Respiratory assessments
- Chest X-Ray (CXR): Basic noninvasive structural imaging to diagnose and track pulmonary disease. Nursing Note: Ensure all jewelry and waist-up clothing are removed.
- Lung Scan (V/Q Scan): Nuclear imaging measuring gas and blood distribution. Used primarily to identify mismatch anomalies like pulmonary emboli.
- Perfusion Scan (Q Scan): Measures pulmonary blood flow via IV radioisotopes.
- Ventilation Scan (V Scan): Evaluates airway distribution (e.g., in emphysema) via inhaled radioactive gas.
- Nursing Note: Patient stays under a mask or exhales into room air. Scan takes 20 to 40 minutes. No radiation isolation precautions are needed (the dose is nominal).
Direct airway visualization (Invasive)
- Laryngoscopy & Bronchoscopy: Sterile visualization of the larynx and tracheobronchial tree. Used for diagnostic examination or tissue biopsy.
- Nursing & Safety Protocols:
- Informed consent is mandatory.
- Administer local anesthetic spray or gargle to the pharynx to completely abolish the gag reflex.
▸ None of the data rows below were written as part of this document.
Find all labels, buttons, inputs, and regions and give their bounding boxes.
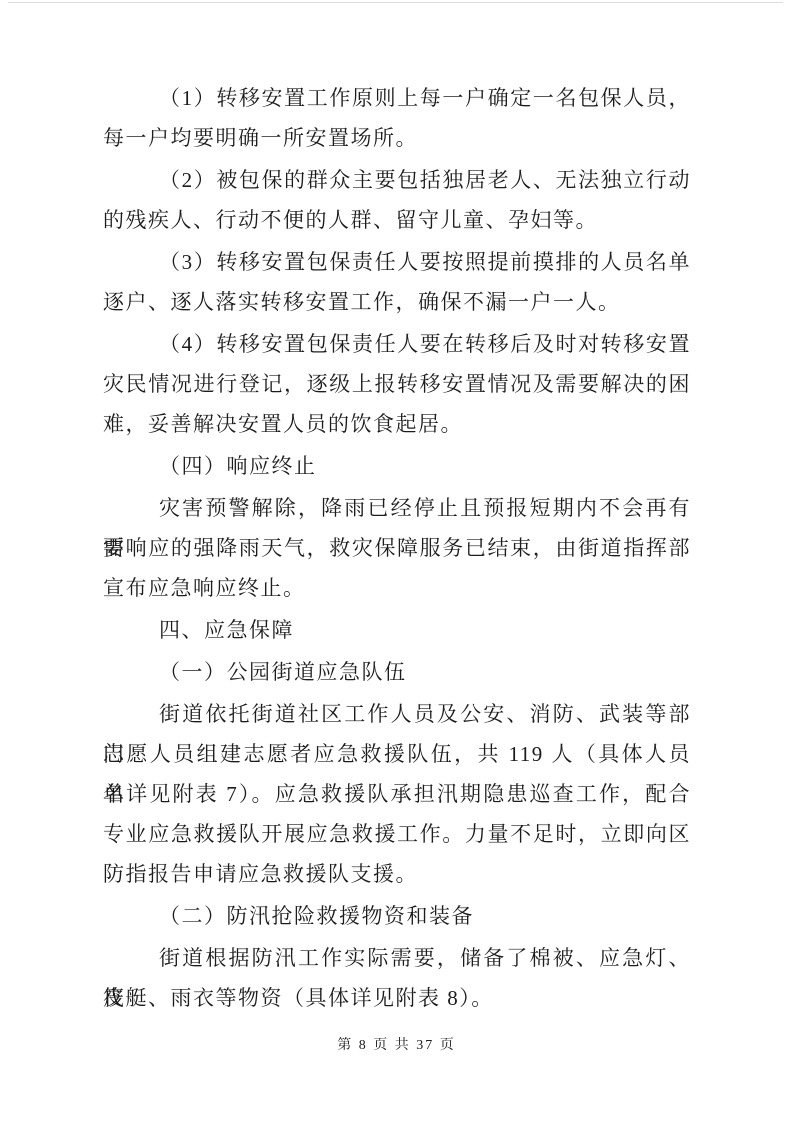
document-body: （1）转移安置工作原则上每一户确定一名包保人员，每一户均要明确一所安置场所。（2… [103,78,691,1020]
text-line: （4）转移安置包保责任人要在转移后及时对转移安置 [103,324,691,364]
text-line: （3）转移安置包保责任人要按照提前摸排的人员名单 [103,242,691,282]
text-line: 志愿人员组建志愿者应急救援队伍，共 119 人（具体人员名 [103,734,691,774]
text-line: 的残疾人、行动不便的人群、留守儿童、孕妇等。 [103,200,691,240]
para-emergency-team: 街道依托街道社区工作人员及公安、消防、武装等部门志愿人员组建志愿者应急救援队伍，… [103,694,691,894]
text-line: （二）防汛抢险救援物资和装备 [103,896,691,936]
para-heading-emergency-team: （一）公园街道应急队伍 [103,652,691,692]
page-top-edge-line [8,2,783,3]
text-line: （2）被包保的群众主要包括独居老人、无法独立行动 [103,160,691,200]
text-line: 逐户、逐人落实转移安置工作，确保不漏一户一人。 [103,282,691,322]
para-supplies: 街道根据防汛工作实际需要，储备了棉被、应急灯、皮筏艇、雨衣等物资（具体详见附表 … [103,938,691,1018]
text-line: 灾害预警解除，降雨已经停止且预报短期内不会再有需 [103,488,691,528]
text-line: 要响应的强降雨天气，救灾保障服务已结束，由街道指挥部 [103,528,691,568]
page-number-footer: 第 8 页 共 37 页 [0,1034,793,1054]
text-line: 四、应急保障 [103,610,691,650]
para-item-2: （2）被包保的群众主要包括独居老人、无法独立行动的残疾人、行动不便的人群、留守儿… [103,160,691,240]
text-line: 宣布应急响应终止。 [103,568,691,608]
text-line: 筏艇、雨衣等物资（具体详见附表 8）。 [103,978,691,1018]
text-line: （一）公园街道应急队伍 [103,652,691,692]
text-line: 单详见附表 7）。应急救援队承担汛期隐患巡查工作，配合 [103,774,691,814]
para-heading-chapter-4: 四、应急保障 [103,610,691,650]
text-line: 灾民情况进行登记，逐级上报转移安置情况及需要解决的困 [103,364,691,404]
text-line: 难，妥善解决安置人员的饮食起居。 [103,404,691,444]
para-response-termination: 灾害预警解除，降雨已经停止且预报短期内不会再有需要响应的强降雨天气，救灾保障服务… [103,488,691,608]
text-line: 街道依托街道社区工作人员及公安、消防、武装等部门 [103,694,691,734]
para-item-1: （1）转移安置工作原则上每一户确定一名包保人员，每一户均要明确一所安置场所。 [103,78,691,158]
text-line: （1）转移安置工作原则上每一户确定一名包保人员， [103,78,691,118]
para-heading-section-4-end: （四）响应终止 [103,446,691,486]
para-item-4: （4）转移安置包保责任人要在转移后及时对转移安置灾民情况进行登记，逐级上报转移安… [103,324,691,444]
para-item-3: （3）转移安置包保责任人要按照提前摸排的人员名单逐户、逐人落实转移安置工作，确保… [103,242,691,322]
text-line: 街道根据防汛工作实际需要，储备了棉被、应急灯、皮 [103,938,691,978]
para-heading-supplies: （二）防汛抢险救援物资和装备 [103,896,691,936]
document-page: （1）转移安置工作原则上每一户确定一名包保人员，每一户均要明确一所安置场所。（2… [0,0,793,1122]
text-line: 每一户均要明确一所安置场所。 [103,118,691,158]
text-line: 专业应急救援队开展应急救援工作。力量不足时，立即向区 [103,814,691,854]
text-line: 防指报告申请应急救援队支援。 [103,854,691,894]
text-line: （四）响应终止 [103,446,691,486]
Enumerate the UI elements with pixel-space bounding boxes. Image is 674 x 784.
- Strictly NPO post-procedure until a positive gag reflex returns to prevent aspiration.

4. Advanced Advanced Cross-Sectional Imaging
Computed Tomography (CT)
- Mechanism: Multi-angle, high-sensitivity X-ray imaging creating three-dimensional structural reconstructions. Very sensitive to minor differences in tissue density.
Magnetic Resonance Imaging (MRI)
- Mechanism: Noninvasive scanning leveraging high-energy magnetic fields to align atomic nuclei. Avoids ionizing radiation. Provides superior soft-tissue contrast compared to CT.
MRI Safety Screen Checklist
- Implanted medical devices: Strictly contraindicated for ferromagnetically active implants (e.g., older pacemakers, specific metal hip prostheses).
- Removable metal: Remove all rings, watches, phones, and body jewelry. Exception: Titanium, niobium, and true surgical stainless steel are non-ferromagnetic and safe.
- Transdermal Patches: Remove all patches containing foil or metallic backings prior to scanning to prevent local thermal skin burns. Advise the patient to reapply a fresh patch post-procedure.
- Tattoos & Permanent Makeup: Screen for body tattoos (especially red pigments). Remind patients they may feel localized warming or mild edema and should report unusual sensations immediately to the operator.
- Environment/Comfort: High-magnet closed tunnels can trigger severe claustrophobia. Utilize the internal two-way communication system for constant monitoring. Provide earplugs to attenuate the loud acoustic noises during the 60–90 minute scan.
5. Nuclear Imaging
Nuclear medicine tracks organ physiological dynamics using targeted radiopharmaceuticals. Tissue uptake patterns showcase metabolic activity:
- Normal tissue- uniform, equal gray distribution
- Hyperfunctioning tissue- increased uptake; darker images (hot spots)
- Hypo functioning tissue- decreased uptake; lighter images (cold spots)
Positron Emission Tomography (PET): A functional nuclear study using an inhaled or injected radioisotope to dynamically track organ perfusion, cellular metabolic activity, and malignant tumor growth patterns.